Macedonian customs officials said that seizing counterfeit goods protects private property ownership and enforces legal business exchange.
"Last year, 91 criminal charges were issued for smuggled goods to 141 legal entities and individuals. The total amount of avoided duty taxes was about 4.8 million euros. Altogether 737 legal violations were submitted to the courts. Smugglers were fined a total of 1.5 million euros, and had a total of 285,000 euros in foreign currencies seized from them," Vanco Kargov, director of the Macedonian customs administration, told SETimes.
Macedonia's customs officers confiscated more than 500,000 goods in 2012, including textile, jewelery, weapons, medical equipment, technical goods and food.
"The anti-smuggling struggle in Macedonia and the region is intensified. Governments of Balkan countries understand the importance of protecting the right to intellectual property; not only foreign companies are at loss, but national economies also," Valentin Pepeljugovski, lawyer and legal representative for foreign brands in Macedonia, told SETimes.
Experts claim co-operation among regional countries is important, especially among the customs services, in battling smuggled goods. Producers of counterfeited goods and their importers migrate from one country to another, seeking borders where customs control is weak.
"Co-operation of countries provides a more efficient border control, without hindering the free flow of passengers and goods, and results in successful detection of all forms of illegal cross-border activities," Kargov said.

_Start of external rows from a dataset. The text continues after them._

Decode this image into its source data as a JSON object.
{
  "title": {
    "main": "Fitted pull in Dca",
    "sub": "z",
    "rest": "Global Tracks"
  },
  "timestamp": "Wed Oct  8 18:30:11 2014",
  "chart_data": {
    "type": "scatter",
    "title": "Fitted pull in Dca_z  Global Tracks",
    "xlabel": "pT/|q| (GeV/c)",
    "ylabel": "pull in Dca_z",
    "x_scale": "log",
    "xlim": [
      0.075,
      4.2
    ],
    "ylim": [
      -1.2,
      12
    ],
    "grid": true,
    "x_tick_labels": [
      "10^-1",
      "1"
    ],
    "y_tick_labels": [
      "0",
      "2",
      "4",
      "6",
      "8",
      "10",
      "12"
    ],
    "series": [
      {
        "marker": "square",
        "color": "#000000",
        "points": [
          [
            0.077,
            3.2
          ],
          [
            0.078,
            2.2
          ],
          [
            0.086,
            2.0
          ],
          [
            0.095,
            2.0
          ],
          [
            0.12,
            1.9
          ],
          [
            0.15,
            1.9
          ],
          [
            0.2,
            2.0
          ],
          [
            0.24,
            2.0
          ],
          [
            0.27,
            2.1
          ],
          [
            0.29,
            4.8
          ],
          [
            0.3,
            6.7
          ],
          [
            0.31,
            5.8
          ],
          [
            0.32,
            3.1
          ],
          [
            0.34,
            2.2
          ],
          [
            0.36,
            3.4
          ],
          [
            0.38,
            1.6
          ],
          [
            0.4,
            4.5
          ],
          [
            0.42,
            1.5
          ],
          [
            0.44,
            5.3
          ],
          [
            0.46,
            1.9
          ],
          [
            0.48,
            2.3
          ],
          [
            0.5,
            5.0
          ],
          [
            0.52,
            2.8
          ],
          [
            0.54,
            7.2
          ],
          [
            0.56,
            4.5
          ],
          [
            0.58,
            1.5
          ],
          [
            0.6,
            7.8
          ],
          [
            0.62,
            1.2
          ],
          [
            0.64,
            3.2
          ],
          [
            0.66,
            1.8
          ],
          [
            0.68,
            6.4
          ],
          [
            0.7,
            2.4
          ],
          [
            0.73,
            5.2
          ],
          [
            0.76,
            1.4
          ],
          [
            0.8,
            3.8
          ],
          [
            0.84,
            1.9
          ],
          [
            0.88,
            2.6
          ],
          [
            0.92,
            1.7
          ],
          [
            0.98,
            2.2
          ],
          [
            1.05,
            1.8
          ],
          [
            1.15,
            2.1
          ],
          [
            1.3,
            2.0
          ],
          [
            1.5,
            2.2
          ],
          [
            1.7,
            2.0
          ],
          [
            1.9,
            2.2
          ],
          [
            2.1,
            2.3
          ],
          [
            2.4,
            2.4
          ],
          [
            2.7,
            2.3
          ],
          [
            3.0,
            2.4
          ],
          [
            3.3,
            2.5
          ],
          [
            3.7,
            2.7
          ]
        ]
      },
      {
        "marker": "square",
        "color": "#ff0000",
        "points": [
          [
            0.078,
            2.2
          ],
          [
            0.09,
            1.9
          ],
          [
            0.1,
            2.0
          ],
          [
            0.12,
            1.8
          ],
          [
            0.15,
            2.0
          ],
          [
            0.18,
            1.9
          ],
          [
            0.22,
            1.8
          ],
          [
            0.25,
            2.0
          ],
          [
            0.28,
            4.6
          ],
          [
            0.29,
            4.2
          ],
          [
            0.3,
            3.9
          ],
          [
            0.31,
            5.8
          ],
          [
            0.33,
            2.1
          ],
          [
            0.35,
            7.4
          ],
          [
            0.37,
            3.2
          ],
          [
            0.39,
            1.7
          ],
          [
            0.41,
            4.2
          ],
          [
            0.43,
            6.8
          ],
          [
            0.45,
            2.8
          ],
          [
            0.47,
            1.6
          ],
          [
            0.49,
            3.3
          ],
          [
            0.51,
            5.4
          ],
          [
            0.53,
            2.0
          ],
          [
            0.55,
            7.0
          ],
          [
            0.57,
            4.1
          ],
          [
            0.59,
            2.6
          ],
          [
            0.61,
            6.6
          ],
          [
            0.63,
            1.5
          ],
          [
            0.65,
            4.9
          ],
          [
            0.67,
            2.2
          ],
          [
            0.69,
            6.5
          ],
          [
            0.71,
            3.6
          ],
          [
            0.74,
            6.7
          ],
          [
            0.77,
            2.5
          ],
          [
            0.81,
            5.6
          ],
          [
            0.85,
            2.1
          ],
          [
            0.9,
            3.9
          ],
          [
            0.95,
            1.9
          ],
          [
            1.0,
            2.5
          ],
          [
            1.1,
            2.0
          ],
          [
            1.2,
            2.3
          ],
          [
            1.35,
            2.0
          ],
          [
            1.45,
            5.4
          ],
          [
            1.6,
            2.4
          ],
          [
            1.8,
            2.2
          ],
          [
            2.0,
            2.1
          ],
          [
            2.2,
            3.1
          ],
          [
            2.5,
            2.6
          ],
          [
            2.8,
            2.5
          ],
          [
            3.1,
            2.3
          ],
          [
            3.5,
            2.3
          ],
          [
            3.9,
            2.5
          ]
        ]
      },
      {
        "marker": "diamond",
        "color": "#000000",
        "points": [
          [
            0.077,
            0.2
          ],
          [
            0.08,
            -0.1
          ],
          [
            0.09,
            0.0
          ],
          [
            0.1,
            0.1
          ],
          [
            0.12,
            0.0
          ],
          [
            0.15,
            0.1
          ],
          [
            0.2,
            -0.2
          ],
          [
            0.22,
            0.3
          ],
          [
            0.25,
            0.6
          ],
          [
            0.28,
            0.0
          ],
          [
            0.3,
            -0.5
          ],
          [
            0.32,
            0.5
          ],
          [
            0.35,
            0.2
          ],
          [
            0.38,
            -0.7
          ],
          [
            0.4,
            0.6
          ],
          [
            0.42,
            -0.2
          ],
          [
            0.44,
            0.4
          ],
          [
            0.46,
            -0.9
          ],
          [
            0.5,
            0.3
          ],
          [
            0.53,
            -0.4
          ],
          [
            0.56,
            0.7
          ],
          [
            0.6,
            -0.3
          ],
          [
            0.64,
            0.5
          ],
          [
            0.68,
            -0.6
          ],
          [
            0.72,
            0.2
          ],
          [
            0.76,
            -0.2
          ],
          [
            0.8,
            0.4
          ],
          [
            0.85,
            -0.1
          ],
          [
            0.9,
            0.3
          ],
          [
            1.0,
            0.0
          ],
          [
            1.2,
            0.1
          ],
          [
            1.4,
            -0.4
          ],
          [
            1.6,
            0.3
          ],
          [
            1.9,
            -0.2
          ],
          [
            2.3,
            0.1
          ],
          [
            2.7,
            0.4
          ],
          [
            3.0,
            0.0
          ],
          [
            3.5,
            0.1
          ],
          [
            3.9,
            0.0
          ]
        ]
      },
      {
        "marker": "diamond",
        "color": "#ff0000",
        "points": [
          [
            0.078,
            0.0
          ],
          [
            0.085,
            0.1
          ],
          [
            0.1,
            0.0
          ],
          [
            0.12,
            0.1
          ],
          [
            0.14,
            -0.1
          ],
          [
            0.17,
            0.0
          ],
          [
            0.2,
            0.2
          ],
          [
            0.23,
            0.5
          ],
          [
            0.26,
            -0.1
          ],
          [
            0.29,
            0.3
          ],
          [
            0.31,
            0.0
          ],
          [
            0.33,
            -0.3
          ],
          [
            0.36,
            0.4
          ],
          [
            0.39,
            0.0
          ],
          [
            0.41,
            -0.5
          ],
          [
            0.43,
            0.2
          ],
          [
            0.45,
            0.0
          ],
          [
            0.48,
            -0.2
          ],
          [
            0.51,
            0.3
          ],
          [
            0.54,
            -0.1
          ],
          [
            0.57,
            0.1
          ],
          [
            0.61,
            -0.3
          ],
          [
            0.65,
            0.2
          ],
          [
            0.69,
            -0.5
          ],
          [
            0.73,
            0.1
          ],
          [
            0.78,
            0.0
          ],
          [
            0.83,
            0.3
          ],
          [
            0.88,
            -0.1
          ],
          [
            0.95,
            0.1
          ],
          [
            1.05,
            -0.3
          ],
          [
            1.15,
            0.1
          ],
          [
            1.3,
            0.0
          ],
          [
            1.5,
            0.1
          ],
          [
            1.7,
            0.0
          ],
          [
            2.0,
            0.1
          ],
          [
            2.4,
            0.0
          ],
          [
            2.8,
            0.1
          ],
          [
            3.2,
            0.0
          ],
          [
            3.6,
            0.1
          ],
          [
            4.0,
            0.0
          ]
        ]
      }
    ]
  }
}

The Macedonian Customs Administration plans to propose changes and amendments to the existing law on customs measures for the protection of intellectual property rights this year.
Investors see a successful struggle with smugglers and counterfeiters as a guarantee of their property, profit and intellectual property. For consumers, it guarantees that the market offers original, quality goods.
"Big companies exchange information and will not invest in a country or a region where everyone can use their patent, trademark, or industrial design with impunity," Pepeljugovski told SETimes.
In the region, problems with smuggling, grey economy and counterfeit goods are common.
In Serbia, more than 40 percent of GDP comes from the underground economy, which is twice as high as in EU countries.
Damage from illegally imported goods to the economy is estimated to be hundreds of millions of euros, and employers are looking for more efficient inspection services to create a single database of offenders.
Bosnia and Herzegovina (BiH) also has had big problems with smuggling in the past, especially after the armed conflict. Cattle and meat smuggling was rampant on the borders with Serbia and Croatia.
"Thousands of tonnes of meat was smuggled after the war, but the police, in the last five years, drastically reduced smuggling. I think it will be further reduced when Croatia joins the EU, as control will increase," Sead Jelec, secretary-general of the BiH Association of Cattle and Agriculture Producers, told SETimes.
Drazen Remikovic in Podgorica contributed to this feature.